L’Assemblée générale de l’ONU a adopté ce vendredi 12 septembre la « déclaration de New York », un texte visant à donner un nouveau souffle à la solution à deux États au Proche-Orient – l’un israélien, l’autre palestinien -, mais en excluant sans équivoque le Hamas.
Alors qu’Israël fustige depuis près de deux ans l’incapacité de l’Assemblée générale – et du Conseil de sécurité – de l’ONU à condamner les attaques sans précédent du Hamas contre son territoire, le 7 octobre 2023, le texte adopté par 142 voix pour, 10 contre (dont Israël et les États-Unis) et 12 abstentions, condamne clairement le mouvement palestinien et réclame qu’il rende les armes.
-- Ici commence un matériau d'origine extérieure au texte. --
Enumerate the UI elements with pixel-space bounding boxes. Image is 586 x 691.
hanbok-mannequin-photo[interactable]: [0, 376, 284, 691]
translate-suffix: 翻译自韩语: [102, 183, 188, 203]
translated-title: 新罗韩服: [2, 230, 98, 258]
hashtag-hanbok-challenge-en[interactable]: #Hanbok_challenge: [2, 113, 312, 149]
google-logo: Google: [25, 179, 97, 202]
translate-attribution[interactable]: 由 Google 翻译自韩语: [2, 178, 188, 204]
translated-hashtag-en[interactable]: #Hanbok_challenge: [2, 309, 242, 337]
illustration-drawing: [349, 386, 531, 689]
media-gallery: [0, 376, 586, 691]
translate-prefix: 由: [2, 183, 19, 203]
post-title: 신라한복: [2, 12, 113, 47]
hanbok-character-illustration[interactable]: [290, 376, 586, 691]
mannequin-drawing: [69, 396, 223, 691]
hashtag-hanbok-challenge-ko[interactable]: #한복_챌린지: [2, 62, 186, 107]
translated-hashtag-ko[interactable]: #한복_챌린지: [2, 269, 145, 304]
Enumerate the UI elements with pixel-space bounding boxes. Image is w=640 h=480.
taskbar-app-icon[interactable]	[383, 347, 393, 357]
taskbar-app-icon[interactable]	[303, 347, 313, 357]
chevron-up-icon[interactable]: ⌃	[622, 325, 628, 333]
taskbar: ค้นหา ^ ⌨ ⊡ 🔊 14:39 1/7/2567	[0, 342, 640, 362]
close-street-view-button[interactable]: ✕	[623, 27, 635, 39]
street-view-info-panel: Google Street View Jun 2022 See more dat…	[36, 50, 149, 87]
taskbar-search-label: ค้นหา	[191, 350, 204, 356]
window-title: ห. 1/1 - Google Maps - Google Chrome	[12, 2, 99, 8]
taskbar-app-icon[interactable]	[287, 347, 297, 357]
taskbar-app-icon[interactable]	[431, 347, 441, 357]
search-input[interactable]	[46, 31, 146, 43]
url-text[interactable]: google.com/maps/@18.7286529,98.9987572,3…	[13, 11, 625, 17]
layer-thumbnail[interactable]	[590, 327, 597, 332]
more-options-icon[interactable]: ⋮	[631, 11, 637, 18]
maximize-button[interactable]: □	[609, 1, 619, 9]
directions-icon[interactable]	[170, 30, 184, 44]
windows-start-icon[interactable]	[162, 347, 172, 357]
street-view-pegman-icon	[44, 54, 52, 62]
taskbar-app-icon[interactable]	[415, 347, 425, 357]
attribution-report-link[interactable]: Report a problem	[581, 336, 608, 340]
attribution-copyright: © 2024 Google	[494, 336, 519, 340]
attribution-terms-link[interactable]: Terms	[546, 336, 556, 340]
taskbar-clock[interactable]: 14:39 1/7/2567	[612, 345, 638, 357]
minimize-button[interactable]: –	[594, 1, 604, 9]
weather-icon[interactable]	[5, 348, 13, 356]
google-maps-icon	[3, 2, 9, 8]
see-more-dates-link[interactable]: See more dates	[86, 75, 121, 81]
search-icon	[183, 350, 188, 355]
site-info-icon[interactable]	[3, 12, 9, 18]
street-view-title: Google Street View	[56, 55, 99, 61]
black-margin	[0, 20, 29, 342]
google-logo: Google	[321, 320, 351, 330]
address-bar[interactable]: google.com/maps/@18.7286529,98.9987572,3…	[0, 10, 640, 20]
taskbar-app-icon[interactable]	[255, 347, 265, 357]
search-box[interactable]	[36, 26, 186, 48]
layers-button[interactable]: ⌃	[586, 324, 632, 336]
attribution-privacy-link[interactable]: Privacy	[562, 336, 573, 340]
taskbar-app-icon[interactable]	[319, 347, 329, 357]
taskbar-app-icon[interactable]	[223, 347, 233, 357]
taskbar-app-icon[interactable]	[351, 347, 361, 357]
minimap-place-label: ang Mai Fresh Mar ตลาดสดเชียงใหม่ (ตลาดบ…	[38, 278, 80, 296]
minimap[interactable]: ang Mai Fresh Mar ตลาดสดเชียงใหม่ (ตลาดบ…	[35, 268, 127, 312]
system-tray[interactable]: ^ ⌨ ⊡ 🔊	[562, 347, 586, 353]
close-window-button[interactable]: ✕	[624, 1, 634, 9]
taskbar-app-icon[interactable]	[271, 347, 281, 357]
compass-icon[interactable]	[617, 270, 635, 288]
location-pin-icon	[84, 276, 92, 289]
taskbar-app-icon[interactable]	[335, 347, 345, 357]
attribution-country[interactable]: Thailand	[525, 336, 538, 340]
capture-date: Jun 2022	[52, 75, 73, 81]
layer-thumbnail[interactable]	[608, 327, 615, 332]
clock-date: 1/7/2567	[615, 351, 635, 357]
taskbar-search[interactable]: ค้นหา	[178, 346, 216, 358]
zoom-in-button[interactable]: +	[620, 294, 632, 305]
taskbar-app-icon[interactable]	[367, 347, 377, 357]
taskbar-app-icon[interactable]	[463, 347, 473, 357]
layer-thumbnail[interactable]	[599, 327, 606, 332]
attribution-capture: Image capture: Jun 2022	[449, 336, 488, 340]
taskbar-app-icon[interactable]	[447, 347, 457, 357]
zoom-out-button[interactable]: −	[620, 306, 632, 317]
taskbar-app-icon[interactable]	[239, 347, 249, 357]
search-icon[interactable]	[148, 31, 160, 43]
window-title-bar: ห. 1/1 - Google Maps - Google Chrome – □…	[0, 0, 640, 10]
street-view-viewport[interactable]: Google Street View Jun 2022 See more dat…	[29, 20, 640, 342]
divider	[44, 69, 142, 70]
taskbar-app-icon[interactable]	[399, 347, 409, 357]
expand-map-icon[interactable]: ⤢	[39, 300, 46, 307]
Déjà co-signée en juillet par 17 États – dont plusieurs pays arabes, la déclaration va cette fois plus loin. « Dans le contexte de l’achèvement de la guerre à Gaza, le Hamas doit cesser d’exercer son autorité sur la bande de Gaza et remettre ses armes à l’Autorité palestinienne, avec le soutien et la collaboration de la communauté internationale, conformément à l’objectif d’un État de Palestine souverain et indépendant », peut-on y lire.